Flevorun vanaf en naar Lelystad als opmaat naar de Roparun: ‘Ik ga gewoon door’
Als training voor de prestigieuze Roparun werd in het weekend van 9 en 10 april de Flevorun gehouden. Een 24 uurswedstrijd, in estafettevorm, met niet Rotterdam als finish, maar het provinciehuis in Lelystad. Een route van 250 kilometer door Flevoland én Overijssel.
“Ik ga gewoon door.” Het klinkt simpel, maar voor Wim Bok (65) uit Lelystad is het een zinnetje dat hij een jaar of tien geleden misschien niet meer durfde uit te spreken. In 2011 deed hij al mee aan de Roparun, als sportieve renner. ,”Leuk idee, leuke prestatie, dacht ik. Maar dat jaar liep ik ’m niet uit, twee maanden later kwam ik erachter dat ik lymfeklierkanker had.”
Bizar toeval
Dat bizarre toeval maakte dat hij van renner ineens iemand werd voor wie de sponsortocht juist gelopen wordt. Er wordt geld ingezameld voor de niet-medische behandeling van kanker. ,,Ik ontmoette mensen in het ziekenhuis die met een haarkoeler rondliepen, om ondanks de behandeling hun haar te behouden. En er waren familiekamers in het ziekenhuis, vakantiehuisjes waar mensen in konden verblijven. Allemaal bekostigd door de Roparun. Ik heb aan den lijve ervaren hoe belangrijk die run is voor mensen met kanker.’’
Ik heb aan den lijve ervaren hoe belangrijk die run is voor mensen met kanker. Wim Bok
Inmiddels is Bok tien jaar verder en gaat het weer goed met zijn gezondheid. ,,Ik ben net weer op controle geweest: het ziet er goed uit.’’
Training
Het is de reden waarom hij dit weekend meedeed aan de Flevorun, als training voor de ‘echte’ Roparun. Maar liefst 24 uur liepen hij en zijn teamgenoten van Team Lelystad door Flevoland en een stukje Overijssel; ’s nachts werd er geslapen in Kampen, om twee uur zondagmiddag was de finish bij het Flevolandse provinciehuis.

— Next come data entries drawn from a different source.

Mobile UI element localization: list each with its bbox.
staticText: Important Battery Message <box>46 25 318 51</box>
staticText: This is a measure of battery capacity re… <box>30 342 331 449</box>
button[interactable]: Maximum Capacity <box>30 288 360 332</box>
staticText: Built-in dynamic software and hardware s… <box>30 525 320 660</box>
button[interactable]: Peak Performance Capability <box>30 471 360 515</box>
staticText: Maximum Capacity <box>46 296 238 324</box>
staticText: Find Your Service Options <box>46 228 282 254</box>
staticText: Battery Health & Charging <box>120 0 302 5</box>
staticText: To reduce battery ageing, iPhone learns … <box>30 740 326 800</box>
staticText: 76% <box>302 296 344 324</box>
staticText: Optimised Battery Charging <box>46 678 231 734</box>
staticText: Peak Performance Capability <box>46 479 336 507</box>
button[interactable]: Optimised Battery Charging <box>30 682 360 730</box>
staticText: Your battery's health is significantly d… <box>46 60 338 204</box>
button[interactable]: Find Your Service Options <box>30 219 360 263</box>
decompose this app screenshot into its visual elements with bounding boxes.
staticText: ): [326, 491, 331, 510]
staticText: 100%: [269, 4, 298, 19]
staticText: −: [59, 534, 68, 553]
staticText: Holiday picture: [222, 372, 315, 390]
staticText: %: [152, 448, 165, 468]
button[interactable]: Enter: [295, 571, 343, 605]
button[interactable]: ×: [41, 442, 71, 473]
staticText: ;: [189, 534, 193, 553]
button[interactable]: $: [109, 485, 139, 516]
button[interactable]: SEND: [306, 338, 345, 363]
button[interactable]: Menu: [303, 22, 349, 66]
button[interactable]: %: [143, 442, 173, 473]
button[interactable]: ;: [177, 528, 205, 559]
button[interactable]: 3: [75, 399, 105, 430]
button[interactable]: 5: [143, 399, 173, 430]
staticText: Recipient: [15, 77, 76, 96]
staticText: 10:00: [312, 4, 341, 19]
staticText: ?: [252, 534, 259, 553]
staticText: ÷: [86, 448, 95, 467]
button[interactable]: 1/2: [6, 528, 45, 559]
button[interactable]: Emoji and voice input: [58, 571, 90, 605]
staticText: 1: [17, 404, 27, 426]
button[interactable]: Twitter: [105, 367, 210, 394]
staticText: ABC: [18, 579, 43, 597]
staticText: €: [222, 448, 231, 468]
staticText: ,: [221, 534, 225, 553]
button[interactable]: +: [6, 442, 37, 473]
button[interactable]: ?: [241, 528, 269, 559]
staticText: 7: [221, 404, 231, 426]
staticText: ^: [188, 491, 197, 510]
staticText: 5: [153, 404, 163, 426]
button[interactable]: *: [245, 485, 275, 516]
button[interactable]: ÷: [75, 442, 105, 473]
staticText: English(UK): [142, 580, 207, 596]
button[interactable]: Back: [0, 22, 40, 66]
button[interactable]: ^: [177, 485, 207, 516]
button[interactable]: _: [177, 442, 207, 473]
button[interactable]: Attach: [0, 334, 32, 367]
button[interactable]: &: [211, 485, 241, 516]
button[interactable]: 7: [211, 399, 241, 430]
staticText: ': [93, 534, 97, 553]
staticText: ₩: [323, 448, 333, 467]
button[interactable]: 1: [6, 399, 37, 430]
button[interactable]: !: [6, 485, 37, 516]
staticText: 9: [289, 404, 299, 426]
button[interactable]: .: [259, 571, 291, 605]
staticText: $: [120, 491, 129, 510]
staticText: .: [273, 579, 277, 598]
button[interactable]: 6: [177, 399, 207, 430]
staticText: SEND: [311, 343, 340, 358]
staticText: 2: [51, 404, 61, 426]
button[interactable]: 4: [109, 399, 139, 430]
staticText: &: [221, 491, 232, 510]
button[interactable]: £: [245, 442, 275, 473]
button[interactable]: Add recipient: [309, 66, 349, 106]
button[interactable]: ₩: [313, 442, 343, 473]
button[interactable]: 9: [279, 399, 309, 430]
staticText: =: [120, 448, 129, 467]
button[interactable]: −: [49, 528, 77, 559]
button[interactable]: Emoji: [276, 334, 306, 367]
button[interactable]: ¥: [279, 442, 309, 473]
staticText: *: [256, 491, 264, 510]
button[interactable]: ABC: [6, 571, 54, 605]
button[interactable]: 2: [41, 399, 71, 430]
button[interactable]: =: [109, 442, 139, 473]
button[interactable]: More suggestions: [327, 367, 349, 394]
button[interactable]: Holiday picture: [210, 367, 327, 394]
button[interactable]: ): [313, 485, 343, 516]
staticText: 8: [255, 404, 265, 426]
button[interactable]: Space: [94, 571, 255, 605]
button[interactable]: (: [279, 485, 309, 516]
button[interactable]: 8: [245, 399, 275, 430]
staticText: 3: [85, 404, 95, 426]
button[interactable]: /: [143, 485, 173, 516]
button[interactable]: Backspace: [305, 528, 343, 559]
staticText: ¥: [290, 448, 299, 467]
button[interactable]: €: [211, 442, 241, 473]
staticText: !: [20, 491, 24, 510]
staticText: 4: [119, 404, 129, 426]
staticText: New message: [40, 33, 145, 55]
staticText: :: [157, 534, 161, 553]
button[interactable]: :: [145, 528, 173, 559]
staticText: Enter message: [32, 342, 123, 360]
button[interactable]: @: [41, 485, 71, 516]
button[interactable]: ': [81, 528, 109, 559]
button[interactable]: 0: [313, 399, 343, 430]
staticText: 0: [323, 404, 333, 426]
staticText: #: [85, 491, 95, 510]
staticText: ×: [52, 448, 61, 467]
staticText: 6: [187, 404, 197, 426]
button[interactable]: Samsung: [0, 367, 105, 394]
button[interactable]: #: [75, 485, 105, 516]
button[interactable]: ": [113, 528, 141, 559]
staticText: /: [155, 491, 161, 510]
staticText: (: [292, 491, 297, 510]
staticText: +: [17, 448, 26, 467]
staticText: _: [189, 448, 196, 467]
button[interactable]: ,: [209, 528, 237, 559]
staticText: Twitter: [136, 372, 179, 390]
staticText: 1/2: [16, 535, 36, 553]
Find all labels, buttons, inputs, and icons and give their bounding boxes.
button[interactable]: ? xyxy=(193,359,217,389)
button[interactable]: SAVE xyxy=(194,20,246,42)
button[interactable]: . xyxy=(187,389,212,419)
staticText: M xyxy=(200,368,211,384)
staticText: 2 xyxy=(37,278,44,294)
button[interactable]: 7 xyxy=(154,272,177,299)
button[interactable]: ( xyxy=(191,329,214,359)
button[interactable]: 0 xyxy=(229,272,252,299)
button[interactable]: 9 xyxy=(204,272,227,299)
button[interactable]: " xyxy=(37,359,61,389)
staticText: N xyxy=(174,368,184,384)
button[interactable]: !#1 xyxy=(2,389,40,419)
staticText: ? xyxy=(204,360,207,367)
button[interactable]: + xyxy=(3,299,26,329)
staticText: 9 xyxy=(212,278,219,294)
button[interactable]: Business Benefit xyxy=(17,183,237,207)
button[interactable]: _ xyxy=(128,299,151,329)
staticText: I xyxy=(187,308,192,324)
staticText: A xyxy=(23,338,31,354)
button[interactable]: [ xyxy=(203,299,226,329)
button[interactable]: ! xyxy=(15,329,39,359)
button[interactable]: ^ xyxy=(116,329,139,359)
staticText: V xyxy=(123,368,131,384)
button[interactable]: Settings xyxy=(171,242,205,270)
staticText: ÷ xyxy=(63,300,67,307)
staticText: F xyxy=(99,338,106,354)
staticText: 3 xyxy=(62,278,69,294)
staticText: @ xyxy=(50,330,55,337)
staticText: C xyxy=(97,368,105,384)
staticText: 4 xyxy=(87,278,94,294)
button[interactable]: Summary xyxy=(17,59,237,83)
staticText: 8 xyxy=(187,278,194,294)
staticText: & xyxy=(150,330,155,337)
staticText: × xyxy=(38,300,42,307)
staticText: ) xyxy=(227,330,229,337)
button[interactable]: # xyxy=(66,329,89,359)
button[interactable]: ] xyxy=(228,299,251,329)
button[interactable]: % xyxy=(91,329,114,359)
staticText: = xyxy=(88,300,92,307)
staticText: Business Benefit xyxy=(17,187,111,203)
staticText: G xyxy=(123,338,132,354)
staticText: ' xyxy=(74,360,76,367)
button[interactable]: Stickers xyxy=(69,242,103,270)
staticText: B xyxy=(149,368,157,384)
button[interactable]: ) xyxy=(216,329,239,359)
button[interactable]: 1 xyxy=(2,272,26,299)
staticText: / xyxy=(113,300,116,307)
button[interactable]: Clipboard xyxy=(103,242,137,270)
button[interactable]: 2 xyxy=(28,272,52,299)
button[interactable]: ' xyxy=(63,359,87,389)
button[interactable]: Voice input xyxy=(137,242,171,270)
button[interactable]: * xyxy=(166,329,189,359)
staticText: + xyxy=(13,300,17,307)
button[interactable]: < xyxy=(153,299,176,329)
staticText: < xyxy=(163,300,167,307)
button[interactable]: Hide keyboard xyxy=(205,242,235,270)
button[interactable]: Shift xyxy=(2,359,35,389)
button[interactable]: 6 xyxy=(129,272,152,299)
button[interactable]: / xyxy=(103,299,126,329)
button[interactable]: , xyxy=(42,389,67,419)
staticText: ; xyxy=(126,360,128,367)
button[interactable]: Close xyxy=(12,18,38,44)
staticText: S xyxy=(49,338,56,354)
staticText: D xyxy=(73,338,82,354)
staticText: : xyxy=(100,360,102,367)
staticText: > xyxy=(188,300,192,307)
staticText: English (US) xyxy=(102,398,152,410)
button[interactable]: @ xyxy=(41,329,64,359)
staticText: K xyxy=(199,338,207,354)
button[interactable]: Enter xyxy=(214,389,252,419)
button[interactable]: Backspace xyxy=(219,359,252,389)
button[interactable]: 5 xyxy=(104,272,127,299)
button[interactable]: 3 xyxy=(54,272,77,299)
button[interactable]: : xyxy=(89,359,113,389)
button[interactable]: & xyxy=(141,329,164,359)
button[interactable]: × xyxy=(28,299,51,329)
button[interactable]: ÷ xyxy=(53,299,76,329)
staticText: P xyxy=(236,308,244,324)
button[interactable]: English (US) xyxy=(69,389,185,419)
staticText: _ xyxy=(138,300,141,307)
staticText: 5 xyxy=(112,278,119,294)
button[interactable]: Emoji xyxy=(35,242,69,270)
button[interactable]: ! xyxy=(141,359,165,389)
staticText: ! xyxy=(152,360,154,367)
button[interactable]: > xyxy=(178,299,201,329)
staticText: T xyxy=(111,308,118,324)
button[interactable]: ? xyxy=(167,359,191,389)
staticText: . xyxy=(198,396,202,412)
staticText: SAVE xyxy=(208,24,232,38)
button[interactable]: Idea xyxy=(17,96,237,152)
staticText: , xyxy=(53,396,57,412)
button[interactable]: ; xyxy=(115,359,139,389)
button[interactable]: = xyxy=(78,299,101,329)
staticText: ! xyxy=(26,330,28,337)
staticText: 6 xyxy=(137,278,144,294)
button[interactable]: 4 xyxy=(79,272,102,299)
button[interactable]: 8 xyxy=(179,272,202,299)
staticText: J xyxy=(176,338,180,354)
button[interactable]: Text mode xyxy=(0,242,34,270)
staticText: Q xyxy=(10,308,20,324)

Meedoen aan de Flevorun was voor veel deelnemers ook een symbolische actie in de strijd tegen kanker. Dat het dan ineens keihard begon te hagelen op de Ketelbrug was voor sommige renners dan ook geen probleem. ,,Kankerpatiënten hebben het zwaarder’’, was de gedachte waarmee die tegenslag werd doorstaan.
Blijdschap
Zaterdagmiddag werd het team opgevangen in het Toon Hermans Huis (THH) in Emmeloord, een inloophuis waar (ex-)kankerpatiënten in een huiselijke omgeving hun ervaringen kunnen delen. Daar stond Helga Brenninkmeijer van het THH de lopers op te wachten, blij met de ‘aanloop’ van de renners en met het sponsorgeld dat werd bijeengebracht.
“Het is allemaal vrijwilligerswerk, maar we hebben toch ook centjes nodig’’, vertelt ze. Rond een uur of vijf arriveerde daar het Team Lelystad, inclusief Wim Bok, omringd door mederenners die uiteraard allemaal van zijn bijzondere verhaal weten. “Hij doet er luchtig over, maar het is een wonder dat hij er nog is.”
Rustpunt
Voor Bok was het de eerste keer dat hij het Toon Hermans Huis in Emmeloord binnenkwam, het inloophuis in zijn woonplaats Lelystad kent hij daarentegen maar al te goed. “We willen juist die inloophuizen in het zonnetje zetten. Die hebben het ook heel zwaar gehad, in de coronacrisis.”